I liked that it was set in MA because that’s where I’m from so that made me happy. I could also relate to the amusement park aspect because I’m currently working at one as well- though mine is a lot more famous.
“Still more people are arriving: so many people, it makes you wonder how all of them could exist, how there can be so many individual lives and stories and needs and disappointments.”
I think the psychological aspect of this storyline is really interesting. I wish there was more talk about it though instead of just the snippets at the end. There are some plot holes because of the twist, I think. Some things that stick out weird in my mind when I look back. I’ll need to read it again for sure, though. There was a lot more that could have been written. A lot more of the “Before” parts.
Some of the time jumping was a little confusing but I eventually caught on. I had to look back a bunch of times just to make sure I was keeping everything straight. That was a little annoying but nothing I couldn’t handle. I’m just glad I had a hard copy of this book or it would have been very frustrating on Kindle!

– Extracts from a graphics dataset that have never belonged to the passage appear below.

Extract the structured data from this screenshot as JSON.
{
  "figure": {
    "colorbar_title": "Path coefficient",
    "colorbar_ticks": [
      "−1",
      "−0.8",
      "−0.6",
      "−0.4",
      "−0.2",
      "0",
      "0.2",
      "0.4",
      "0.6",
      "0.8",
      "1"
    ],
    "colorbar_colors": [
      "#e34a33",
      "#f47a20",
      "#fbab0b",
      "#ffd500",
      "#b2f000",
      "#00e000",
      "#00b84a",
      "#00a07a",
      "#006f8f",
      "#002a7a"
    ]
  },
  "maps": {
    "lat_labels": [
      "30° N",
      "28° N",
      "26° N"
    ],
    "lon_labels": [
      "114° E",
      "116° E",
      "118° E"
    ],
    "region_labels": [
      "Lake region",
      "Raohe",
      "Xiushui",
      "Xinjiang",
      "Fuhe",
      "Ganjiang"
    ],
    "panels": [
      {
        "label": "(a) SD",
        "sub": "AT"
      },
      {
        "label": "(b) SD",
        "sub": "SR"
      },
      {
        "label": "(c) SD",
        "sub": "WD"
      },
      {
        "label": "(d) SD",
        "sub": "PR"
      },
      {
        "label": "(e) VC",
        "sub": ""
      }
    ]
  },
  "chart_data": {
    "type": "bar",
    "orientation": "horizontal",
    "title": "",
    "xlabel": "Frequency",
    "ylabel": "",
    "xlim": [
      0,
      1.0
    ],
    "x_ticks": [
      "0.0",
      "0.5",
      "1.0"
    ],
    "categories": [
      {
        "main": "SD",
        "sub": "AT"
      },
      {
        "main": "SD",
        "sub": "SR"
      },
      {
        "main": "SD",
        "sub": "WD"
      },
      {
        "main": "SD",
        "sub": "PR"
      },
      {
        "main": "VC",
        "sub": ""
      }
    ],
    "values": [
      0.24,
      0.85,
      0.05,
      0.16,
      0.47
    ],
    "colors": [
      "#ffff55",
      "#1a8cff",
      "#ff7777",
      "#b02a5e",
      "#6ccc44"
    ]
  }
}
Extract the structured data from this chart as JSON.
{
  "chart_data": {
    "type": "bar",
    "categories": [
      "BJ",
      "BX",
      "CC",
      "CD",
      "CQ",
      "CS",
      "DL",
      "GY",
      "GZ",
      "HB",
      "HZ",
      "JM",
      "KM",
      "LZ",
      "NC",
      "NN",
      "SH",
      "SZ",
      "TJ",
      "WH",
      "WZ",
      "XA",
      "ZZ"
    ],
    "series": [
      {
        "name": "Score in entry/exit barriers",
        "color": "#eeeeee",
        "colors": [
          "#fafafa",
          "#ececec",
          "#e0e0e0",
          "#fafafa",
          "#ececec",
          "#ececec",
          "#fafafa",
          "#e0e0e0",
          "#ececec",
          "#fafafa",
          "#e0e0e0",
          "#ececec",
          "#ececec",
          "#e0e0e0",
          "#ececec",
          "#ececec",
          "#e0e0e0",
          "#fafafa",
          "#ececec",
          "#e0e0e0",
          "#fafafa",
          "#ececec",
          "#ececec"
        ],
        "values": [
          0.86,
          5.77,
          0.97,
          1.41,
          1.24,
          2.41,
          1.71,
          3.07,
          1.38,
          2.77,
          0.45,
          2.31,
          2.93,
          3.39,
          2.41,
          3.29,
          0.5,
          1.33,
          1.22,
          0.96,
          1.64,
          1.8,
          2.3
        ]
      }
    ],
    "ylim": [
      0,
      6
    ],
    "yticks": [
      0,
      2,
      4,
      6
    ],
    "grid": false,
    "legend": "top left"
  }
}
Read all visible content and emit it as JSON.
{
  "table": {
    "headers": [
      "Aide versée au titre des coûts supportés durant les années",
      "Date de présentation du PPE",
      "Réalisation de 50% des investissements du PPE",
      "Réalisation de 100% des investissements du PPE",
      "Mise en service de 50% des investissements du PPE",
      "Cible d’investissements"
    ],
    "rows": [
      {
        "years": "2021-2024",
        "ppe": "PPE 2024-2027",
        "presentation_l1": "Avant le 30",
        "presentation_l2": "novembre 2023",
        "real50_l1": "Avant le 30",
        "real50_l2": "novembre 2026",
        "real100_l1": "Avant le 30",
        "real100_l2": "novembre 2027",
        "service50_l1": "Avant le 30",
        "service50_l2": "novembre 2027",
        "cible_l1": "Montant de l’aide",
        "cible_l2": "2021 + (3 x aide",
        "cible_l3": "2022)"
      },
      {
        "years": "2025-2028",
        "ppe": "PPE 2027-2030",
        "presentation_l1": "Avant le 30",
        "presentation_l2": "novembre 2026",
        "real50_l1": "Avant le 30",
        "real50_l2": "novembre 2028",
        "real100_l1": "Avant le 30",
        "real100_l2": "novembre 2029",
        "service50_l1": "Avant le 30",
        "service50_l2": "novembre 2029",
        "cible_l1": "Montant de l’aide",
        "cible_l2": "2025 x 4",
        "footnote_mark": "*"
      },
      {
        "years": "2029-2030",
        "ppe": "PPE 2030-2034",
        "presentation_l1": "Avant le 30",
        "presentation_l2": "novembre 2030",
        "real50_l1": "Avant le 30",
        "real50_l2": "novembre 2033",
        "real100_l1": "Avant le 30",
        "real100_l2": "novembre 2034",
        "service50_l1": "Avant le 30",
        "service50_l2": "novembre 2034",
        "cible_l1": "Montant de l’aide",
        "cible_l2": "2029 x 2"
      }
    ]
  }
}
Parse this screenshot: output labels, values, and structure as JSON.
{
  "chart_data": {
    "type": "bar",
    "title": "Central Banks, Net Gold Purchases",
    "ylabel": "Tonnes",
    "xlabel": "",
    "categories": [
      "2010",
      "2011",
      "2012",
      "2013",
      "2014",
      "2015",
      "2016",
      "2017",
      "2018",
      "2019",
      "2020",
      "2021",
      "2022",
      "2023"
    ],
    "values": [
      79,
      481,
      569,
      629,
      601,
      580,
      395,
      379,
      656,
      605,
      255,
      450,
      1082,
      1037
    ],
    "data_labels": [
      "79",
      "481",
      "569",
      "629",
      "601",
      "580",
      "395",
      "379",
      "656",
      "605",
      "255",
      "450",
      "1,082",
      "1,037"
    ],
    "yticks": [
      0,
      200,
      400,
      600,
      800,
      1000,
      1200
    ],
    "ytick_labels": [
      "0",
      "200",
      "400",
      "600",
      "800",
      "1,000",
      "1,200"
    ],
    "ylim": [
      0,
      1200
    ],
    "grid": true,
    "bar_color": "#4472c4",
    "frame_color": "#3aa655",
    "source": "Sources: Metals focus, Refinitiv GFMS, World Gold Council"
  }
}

Lauren is very quotable. I found myself relating to a lot of what she wrote.
“I don’t know which is worse: that I’m home and so much is different, or that I’m home and so much feels the same.”
“There’s something backward about living in a place so obsessed with the past; it’s like everyone’s given up on the idea of a future.”
I will still read new Lauren Oliver books. I still think she’s a fantastic writer. But since this feels like nothing new, at least not really, I’ll stick with loving Panic.